La Blogothèque

Colin Faivre, la théorie des cordes

Avec son troisième album, Colin Faivre signe de son banjo baryton un carnet de voyage introspectif et vertigineux. D’une authenticité sans faille, “Les Dormeurs des Abysses” remonte le cours du temps et nous offre sa propre version de l’univers.

Un pas de côté. Un retour au calme. Au silence. À la contemplation. À l’essence, la substance. Créer. Re-créer. Se désabonner. Du fil d’actualité. Des sites d’informations condensées pour briller en société. Laisser reposer les oripeaux du paraître. Ne plus se laisser prendre pour cible commerciale. Quitter la surface des choses. Se ré-inventer. Écouter Colin Faivre.

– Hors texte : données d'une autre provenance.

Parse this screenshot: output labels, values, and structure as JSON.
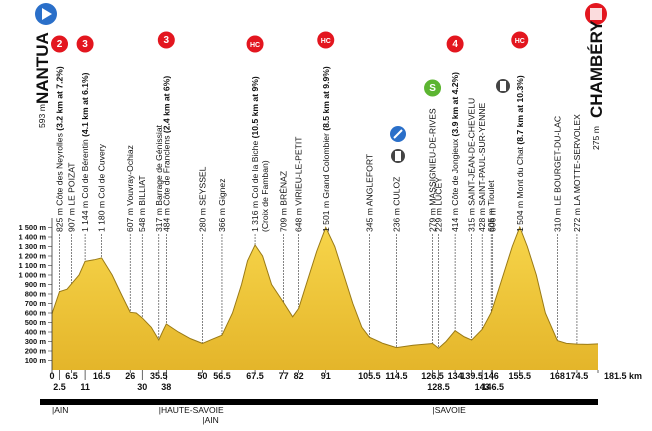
{
  "chart_data": {
    "type": "area",
    "color": "#f2c935",
    "start": {
      "name": "NANTUA",
      "altitude": "593 m"
    },
    "finish": {
      "name": "CHAMBÉRY",
      "altitude": "275 m"
    },
    "x": [
      0,
      2.5,
      5,
      6.5,
      9,
      11,
      14,
      16.5,
      20,
      23,
      26,
      28,
      30,
      33,
      35.5,
      37,
      38,
      42,
      46,
      50,
      53,
      56.5,
      60,
      63,
      65,
      67.5,
      70,
      73,
      77,
      80,
      82,
      85,
      88,
      91,
      94,
      97,
      100,
      103,
      105.5,
      110,
      114.5,
      120,
      126.5,
      128.5,
      131,
      134,
      137,
      139.5,
      143,
      146,
      148,
      151,
      153,
      155.5,
      158,
      161,
      164,
      168,
      171,
      174.5,
      178,
      181.5
    ],
    "values": [
      593,
      825,
      850,
      907,
      1000,
      1144,
      1160,
      1180,
      1000,
      800,
      607,
      600,
      548,
      450,
      317,
      420,
      484,
      400,
      330,
      280,
      320,
      366,
      600,
      900,
      1150,
      1316,
      1200,
      900,
      709,
      560,
      648,
      950,
      1250,
      1501,
      1300,
      1000,
      700,
      450,
      345,
      280,
      236,
      260,
      279,
      229,
      300,
      414,
      350,
      315,
      428,
      605,
      800,
      1100,
      1300,
      1504,
      1300,
      1000,
      600,
      310,
      280,
      272,
      270,
      275
    ],
    "xlim": [
      0,
      181.5
    ],
    "ylim": [
      0,
      1600
    ],
    "xticks": [
      0,
      2.5,
      6.5,
      11,
      16.5,
      26,
      30,
      35.5,
      38,
      50,
      56.5,
      67.5,
      77,
      82,
      91,
      105.5,
      114.5,
      126.5,
      128.5,
      134,
      139.5,
      143,
      146,
      146.5,
      155.5,
      168,
      174.5,
      {
        "value": 181.5,
        "label": "181.5 km"
      }
    ],
    "yticks": [
      {
        "value": 100,
        "label": "100 m"
      },
      {
        "value": 200,
        "label": "200 m"
      },
      {
        "value": 300,
        "label": "300 m"
      },
      {
        "value": 400,
        "label": "400 m"
      },
      {
        "value": 500,
        "label": "500 m"
      },
      {
        "value": 600,
        "label": "600 m"
      },
      {
        "value": 700,
        "label": "700 m"
      },
      {
        "value": 800,
        "label": "800 m"
      },
      {
        "value": 900,
        "label": "900 m"
      },
      {
        "value": 1000,
        "label": "1 000 m"
      },
      {
        "value": 1100,
        "label": "1 100 m"
      },
      {
        "value": 1200,
        "label": "1 200 m"
      },
      {
        "value": 1300,
        "label": "1 300 m"
      },
      {
        "value": 1400,
        "label": "1 400 m"
      },
      {
        "value": 1500,
        "label": "1 500 m"
      }
    ],
    "waypoints": [
      {
        "km": 2.5,
        "text": "825 m Côte des Neyrolles",
        "detail": "(3.2 km at 7.2%)",
        "badge": "2"
      },
      {
        "km": 6.5,
        "text": "907 m LE POIZAT"
      },
      {
        "km": 11,
        "text": "1 144 m Col de Bérentin",
        "detail": "(4.1 km at 6.1%)",
        "badge": "3"
      },
      {
        "km": 16.5,
        "text": "1 180 m Col de Cuvery"
      },
      {
        "km": 26,
        "text": "607 m Vouvray-Ochiaz"
      },
      {
        "km": 30,
        "text": "548 m BILLIAT"
      },
      {
        "km": 35.5,
        "text": "317 m Barrage de Génissiat"
      },
      {
        "km": 38,
        "text": "484 m Côte de Franclens",
        "detail": "(2.4 km at 6%)",
        "badge": "3"
      },
      {
        "km": 50,
        "text": "280 m SEYSSEL"
      },
      {
        "km": 56.5,
        "text": "366 m Gignez"
      },
      {
        "km": 67.5,
        "text": "1 316 m Col de la Biche",
        "detail": "(10.5 km at 9%)",
        "badge": "HC"
      },
      {
        "km": 77,
        "text": "709 m BRÉNAZ"
      },
      {
        "km": 82,
        "text": "648 m VIRIEU-LE-PETIT"
      },
      {
        "km": 91,
        "text": "1 501 m Grand Colombier",
        "detail": "(8.5 km at 9.9%)",
        "badge": "HC"
      },
      {
        "km": 105.5,
        "text": "345 m ANGLEFORT"
      },
      {
        "km": 114.5,
        "text": "236 m CULOZ"
      },
      {
        "km": 126.5,
        "text": "279 m MASSIGNIEU-DE-RIVES",
        "badge": "S"
      },
      {
        "km": 128.5,
        "text": "229 m LUCEY"
      },
      {
        "km": 134,
        "text": "414 m Côte de Jongieux",
        "detail": "(3.9 km at 4.2%)",
        "badge": "4"
      },
      {
        "km": 139.5,
        "text": "315 m SAINT-JEAN-DE-CHEVELU"
      },
      {
        "km": 143,
        "text": "428 m SAINT-PAUL-SUR-YENNE"
      },
      {
        "km": 146,
        "text": "605 m Tioulet"
      },
      {
        "km": 146.5,
        "text": "606 m"
      },
      {
        "km": 155.5,
        "text": "1 504 m Mont du Chat",
        "detail": "(8.7 km at 10.3%)",
        "badge": "HC"
      },
      {
        "km": 168,
        "text": "310 m LE BOURGET-DU-LAC"
      },
      {
        "km": 174.5,
        "text": "272 m LA MOTTE-SERVOLEX"
      }
    ],
    "subtitle_note": "(Croix de Famban)",
    "regions": [
      {
        "label": "|AIN",
        "km": 0
      },
      {
        "label": "|HAUTE-SAVOIE",
        "km": 35.5
      },
      {
        "label": "|AIN",
        "km": 50
      },
      {
        "label": "|SAVOIE",
        "km": 126.5
      }
    ]
  }
}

Le nom est lancé, le grand écart est fait entre un monde sur-télévisé/sous évolué et l’infini des ondes fossiles. Si “Les Dormeurs des Abysses” était un livre, il se serait appelé “Extrêmement Fort et Incroyablement Près”. Et c’est en écoutant ses notes incroyablement géantes que l’on choisira l’univers en expansion à celui, en pleine implosion, de l’information et de ses déclarations extrêmement vides.

 

La théorie des cordes, par ce garçon aux 33 étés, devient claire comme un ciel de juillet. Neuf voyages en solo au coeur d’un hyper-espace dont nous ne savons rien, mais qui s’emboîtent et s’imbriquent comme des mondes parallèles et inconnus. Ceux de Colin s’appellent “Descente Précipitée”, “Là où l’Eau est Noire”, “Au Bord de la Fosse”…Si ces titres invitent à plonger dans les entrailles de la Terre, c’est pour mieux extraire le magma qui s’en échappe silencieusement, sous des kilomètres d’océan. Un retour aux origines, glanées au gré de ses influences, de Debussy à Ballaké Sissoko. Colin nous en livre les secrets à chaque apparition sur scène, dans ces espaces hors-monde qu’il affectionne tant, où immersion, introspection et improvisation se mélangent et se dissolvent comme une goutte une goutte d’iode dans notre sang.
L’oud d’Anouar Brahem n’est jamais très loin, tout comme la musique indienne. Si celle de Colin incite tant à la méditation, c’est sans doute parce que lui-même la pratique. Et l’on expérimente à l’écoute de son jeu une douce et singulière joie à respirer, retenir son souffle, expirer et recommencer. Ce n’est pas pour autant qu’elle nous conduira à l’assoupissement, car en musicien savant et instinctif, Colin sait insuffler l’énergie et la force quand il le faut, là où il le faut.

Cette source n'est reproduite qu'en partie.